Another thing people selling stuff might want to take advantage of is the long lag times from Amazon (who have decided that necessary items now take priority unless you sign up for express shipping). So it might be worth talking to local businesses about featuring their items with next-day delivery (or something along those lines).

Second-hand stuff as well. People are trying to raise hard cash and looking at what they can sell. I just bought a Nikon lens and a Rode mike from people who had just put them up on a local site within the last day or two. (They are for work and I had them down as future purchases, but did I need them right now? I don't think so...)
 
i think we have to dive deep on what they consider luxury, cause most people automatically consider a fancy watch, car, or clothes as the primary luxury items and that is it.
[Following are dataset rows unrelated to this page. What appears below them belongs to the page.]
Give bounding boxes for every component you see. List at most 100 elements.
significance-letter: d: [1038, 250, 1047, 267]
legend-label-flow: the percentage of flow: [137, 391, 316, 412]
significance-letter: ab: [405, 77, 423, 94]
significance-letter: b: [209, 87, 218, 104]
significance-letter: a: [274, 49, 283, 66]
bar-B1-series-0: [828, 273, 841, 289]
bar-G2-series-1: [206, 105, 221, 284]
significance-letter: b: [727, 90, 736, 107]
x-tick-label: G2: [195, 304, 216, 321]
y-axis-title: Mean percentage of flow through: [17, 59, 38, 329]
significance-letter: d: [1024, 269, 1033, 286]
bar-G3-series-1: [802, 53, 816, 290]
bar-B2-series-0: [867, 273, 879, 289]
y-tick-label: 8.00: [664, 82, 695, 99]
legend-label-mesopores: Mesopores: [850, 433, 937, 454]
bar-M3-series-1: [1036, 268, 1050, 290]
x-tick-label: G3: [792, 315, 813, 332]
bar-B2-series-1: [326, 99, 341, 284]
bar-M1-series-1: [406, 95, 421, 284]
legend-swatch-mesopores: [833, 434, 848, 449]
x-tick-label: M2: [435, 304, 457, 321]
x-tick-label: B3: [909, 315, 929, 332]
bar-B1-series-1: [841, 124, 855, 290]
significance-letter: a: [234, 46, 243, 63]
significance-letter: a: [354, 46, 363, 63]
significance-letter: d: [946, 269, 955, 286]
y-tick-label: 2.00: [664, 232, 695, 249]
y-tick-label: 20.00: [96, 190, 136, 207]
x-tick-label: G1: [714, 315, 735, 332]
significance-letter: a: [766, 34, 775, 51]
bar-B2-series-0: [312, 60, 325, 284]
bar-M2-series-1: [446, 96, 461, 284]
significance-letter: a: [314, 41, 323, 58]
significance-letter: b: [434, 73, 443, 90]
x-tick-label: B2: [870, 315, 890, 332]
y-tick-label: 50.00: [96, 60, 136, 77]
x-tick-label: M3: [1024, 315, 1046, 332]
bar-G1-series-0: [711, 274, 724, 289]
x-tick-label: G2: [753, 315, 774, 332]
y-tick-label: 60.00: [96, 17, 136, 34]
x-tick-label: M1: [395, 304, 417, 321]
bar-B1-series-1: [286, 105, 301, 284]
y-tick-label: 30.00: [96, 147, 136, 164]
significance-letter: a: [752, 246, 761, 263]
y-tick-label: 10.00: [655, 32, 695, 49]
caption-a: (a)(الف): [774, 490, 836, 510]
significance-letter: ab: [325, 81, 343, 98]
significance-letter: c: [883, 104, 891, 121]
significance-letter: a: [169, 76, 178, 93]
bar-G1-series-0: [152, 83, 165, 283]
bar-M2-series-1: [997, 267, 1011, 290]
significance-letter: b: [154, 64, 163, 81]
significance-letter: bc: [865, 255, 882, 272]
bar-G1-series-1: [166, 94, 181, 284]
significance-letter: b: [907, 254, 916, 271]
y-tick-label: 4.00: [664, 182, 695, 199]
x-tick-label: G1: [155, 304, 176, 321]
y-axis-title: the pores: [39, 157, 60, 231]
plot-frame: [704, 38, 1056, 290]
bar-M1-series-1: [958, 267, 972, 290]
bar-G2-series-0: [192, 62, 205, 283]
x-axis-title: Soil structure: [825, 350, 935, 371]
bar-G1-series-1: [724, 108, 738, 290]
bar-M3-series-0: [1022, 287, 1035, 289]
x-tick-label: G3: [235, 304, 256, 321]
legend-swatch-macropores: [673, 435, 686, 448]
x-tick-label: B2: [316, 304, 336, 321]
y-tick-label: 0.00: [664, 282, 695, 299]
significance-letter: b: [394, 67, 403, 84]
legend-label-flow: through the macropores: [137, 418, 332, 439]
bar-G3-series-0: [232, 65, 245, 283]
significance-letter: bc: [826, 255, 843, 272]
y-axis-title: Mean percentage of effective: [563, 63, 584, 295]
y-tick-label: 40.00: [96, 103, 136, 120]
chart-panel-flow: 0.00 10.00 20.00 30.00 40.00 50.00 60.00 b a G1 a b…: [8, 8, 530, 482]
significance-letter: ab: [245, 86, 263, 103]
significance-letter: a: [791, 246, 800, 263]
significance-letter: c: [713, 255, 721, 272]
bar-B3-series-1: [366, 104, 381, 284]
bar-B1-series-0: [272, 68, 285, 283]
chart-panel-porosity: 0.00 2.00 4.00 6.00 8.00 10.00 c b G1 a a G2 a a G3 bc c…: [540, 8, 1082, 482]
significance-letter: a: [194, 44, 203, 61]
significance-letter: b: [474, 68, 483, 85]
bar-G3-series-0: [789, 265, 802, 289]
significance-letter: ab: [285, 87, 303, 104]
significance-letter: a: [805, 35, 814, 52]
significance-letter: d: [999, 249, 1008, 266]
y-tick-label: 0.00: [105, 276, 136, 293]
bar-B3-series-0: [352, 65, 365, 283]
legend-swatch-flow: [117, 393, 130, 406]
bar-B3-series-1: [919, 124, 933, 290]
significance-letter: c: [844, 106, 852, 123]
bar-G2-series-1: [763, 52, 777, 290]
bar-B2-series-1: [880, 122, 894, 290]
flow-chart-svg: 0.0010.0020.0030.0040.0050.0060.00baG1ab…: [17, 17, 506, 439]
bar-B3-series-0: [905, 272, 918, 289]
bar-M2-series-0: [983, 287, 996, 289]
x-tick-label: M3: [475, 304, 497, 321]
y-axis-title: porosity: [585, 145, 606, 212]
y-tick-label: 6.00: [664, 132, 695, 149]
Right, this was my mistake here, I read luxury and thought of fancy clothes
 
The National Association of City Transport Officials (NACTO) says they are seeing an “explosion in cycling” in many American cities.
Also apparently been booms in the UK ("We’re out of stock.") and Australia (“We’re the new toilet paper and everyone wants a piece”)...
 
It's about time americans discover that biking is the best way to get around in big cities. You do need biking lanes though.
 
Any of you who do cold calling have realized how much easier it is to contact business owners now that their business has been shut down for months and they are excited about any calls they get. A great opportunity for us all.